16-latek jest fanem FCB od małego. Dla Manuela gra w Bayernie od 2,5 roku jest spełnieniem marzeń. "Nie wahałem się ani chwili. Naturalnie jest to ogromny krok i dla 14-latka mieszkanie tak daleko od domu to coś nowego. Mimo wszystko mam zamiar wykorzystać swoją szansę."

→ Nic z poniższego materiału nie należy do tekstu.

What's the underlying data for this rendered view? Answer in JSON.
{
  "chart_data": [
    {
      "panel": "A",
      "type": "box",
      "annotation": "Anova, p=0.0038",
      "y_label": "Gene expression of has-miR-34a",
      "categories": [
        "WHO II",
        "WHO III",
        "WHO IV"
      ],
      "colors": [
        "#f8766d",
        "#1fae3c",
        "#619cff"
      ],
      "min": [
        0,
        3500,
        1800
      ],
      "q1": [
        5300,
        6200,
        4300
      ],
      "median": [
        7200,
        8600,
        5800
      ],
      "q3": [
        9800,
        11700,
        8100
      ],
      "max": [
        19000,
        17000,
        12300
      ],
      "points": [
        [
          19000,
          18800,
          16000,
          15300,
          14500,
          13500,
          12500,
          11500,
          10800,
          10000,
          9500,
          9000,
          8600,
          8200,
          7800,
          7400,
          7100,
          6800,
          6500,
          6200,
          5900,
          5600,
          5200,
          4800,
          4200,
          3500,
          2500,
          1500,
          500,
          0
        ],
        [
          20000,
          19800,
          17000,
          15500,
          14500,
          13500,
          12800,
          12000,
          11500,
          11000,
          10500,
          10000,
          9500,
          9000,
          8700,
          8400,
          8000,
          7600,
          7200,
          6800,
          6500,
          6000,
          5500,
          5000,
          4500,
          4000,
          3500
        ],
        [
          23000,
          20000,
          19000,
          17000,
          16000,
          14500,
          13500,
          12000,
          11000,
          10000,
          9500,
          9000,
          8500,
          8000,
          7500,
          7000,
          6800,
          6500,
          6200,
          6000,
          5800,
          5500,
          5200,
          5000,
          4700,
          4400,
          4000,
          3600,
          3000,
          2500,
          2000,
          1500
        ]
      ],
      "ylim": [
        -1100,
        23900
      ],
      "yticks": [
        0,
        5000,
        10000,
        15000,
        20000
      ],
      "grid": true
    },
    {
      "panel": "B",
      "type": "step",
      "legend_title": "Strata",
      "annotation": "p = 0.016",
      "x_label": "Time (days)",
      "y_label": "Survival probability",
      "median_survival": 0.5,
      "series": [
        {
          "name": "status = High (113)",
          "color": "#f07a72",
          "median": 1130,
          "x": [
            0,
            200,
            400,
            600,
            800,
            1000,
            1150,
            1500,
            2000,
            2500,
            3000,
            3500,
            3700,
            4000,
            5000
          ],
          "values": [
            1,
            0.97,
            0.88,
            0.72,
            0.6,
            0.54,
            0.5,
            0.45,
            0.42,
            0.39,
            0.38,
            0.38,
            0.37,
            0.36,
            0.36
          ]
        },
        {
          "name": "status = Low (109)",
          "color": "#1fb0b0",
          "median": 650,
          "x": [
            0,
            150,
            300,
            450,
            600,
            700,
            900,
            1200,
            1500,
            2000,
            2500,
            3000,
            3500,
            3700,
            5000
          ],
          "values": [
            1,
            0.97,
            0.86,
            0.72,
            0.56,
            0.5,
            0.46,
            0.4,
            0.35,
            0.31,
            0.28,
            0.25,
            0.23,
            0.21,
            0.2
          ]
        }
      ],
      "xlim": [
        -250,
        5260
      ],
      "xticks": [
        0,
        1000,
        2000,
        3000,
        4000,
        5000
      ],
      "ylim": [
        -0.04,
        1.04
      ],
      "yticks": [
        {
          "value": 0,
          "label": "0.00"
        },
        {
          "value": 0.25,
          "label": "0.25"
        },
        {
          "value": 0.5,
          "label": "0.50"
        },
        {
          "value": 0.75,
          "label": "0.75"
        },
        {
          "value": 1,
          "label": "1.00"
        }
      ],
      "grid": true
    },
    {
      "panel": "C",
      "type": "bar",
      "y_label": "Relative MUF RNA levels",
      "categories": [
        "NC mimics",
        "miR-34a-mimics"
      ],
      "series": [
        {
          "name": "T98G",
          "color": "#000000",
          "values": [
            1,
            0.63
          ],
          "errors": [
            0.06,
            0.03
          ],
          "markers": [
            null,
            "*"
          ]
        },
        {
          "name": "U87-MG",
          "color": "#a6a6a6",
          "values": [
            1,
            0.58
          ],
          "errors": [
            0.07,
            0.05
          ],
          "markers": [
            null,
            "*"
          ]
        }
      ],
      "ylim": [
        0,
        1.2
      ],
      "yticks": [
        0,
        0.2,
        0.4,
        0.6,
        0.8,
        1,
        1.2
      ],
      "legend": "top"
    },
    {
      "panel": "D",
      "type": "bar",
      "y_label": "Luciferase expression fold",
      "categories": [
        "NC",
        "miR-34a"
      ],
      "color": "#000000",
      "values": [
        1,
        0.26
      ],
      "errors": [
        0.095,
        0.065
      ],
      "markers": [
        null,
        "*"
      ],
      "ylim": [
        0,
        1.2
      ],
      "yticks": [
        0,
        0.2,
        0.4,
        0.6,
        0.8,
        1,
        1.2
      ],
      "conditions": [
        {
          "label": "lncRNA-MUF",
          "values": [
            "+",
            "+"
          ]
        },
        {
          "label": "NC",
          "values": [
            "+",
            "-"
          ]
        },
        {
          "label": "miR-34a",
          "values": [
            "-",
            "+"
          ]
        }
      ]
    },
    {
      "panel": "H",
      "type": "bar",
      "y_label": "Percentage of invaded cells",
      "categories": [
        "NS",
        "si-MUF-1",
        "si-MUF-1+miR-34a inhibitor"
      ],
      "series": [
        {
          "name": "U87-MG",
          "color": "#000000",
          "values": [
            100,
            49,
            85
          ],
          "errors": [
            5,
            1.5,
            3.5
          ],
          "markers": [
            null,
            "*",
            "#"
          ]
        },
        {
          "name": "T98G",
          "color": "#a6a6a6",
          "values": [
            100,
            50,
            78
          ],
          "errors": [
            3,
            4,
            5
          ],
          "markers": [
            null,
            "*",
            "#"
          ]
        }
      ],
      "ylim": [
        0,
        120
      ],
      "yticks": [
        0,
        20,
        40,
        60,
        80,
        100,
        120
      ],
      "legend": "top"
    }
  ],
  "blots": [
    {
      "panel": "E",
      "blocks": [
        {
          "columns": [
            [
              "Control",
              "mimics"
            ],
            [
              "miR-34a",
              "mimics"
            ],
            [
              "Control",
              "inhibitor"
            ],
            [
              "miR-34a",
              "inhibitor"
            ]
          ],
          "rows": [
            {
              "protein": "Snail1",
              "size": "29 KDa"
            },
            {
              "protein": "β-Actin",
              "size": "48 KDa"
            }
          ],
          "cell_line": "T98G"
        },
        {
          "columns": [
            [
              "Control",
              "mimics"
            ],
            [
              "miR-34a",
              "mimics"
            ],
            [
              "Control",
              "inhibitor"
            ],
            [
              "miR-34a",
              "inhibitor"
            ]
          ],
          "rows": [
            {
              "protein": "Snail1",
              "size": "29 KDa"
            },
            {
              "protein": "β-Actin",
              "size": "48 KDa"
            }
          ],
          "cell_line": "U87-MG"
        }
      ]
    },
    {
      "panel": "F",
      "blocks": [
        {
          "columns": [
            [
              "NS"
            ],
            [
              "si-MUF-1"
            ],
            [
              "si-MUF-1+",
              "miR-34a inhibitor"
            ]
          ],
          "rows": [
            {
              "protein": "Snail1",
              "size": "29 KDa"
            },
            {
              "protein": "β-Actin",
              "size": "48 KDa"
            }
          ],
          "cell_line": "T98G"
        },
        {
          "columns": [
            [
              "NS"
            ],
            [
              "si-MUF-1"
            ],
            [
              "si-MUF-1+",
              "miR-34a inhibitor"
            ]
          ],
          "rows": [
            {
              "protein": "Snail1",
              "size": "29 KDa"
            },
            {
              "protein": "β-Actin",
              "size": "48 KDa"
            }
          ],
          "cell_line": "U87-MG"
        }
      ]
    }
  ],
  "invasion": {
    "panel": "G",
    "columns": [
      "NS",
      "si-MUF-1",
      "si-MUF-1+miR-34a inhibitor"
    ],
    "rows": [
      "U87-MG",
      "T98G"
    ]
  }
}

"Naturalnie na początku było trochę ciężko, ale szybko się dostosowałem." Latem 2013 roku Manuel przeprowadził się z Fürth do Monachium. Jako, że dojazdy z rodzinnego miasta byłyby zbyt długie, Wintzheimer zamieszkał w Jugendhaus na Säbener Straße. "Wszyscy w klubie bardzo mnie wspierali. Pani Wanke (opiekunka Jugendhaus) troszczyła się o wszystko, co ułatwiało mi codzienne życie." komentuje napastnik
Swoją "karierę" Manuel rozpoczął w 1. FC Arnstein, po drodze grał jeszcze w FC Schweinfurt, by w wieku jedenastu lat dołączyć do młodzieżówek SpVgg Greuther Fürth. Od dwóch lat zdobywa bramki w trykocie FCB. Swoją klasę udowodnił w zeszłym sezonie kiedy w 16 spotkaniach Bayernligi U16 zdobył 18 bramek i pomimo operacji kolana, której poddał się w lutym został królem strzelców. Przed obecnymi rozgrywkami udowodnił swoją wartość i wywalczył miejsce w pierwszym składzie Bayernu U17
"Bardzo się cieszę kiedy wygrywamy i to dzięki moim bramkom. Na koniec jednak najważniejsze jest zwycięstwo. Nie ważne kto strzela, cieszy równie mocno."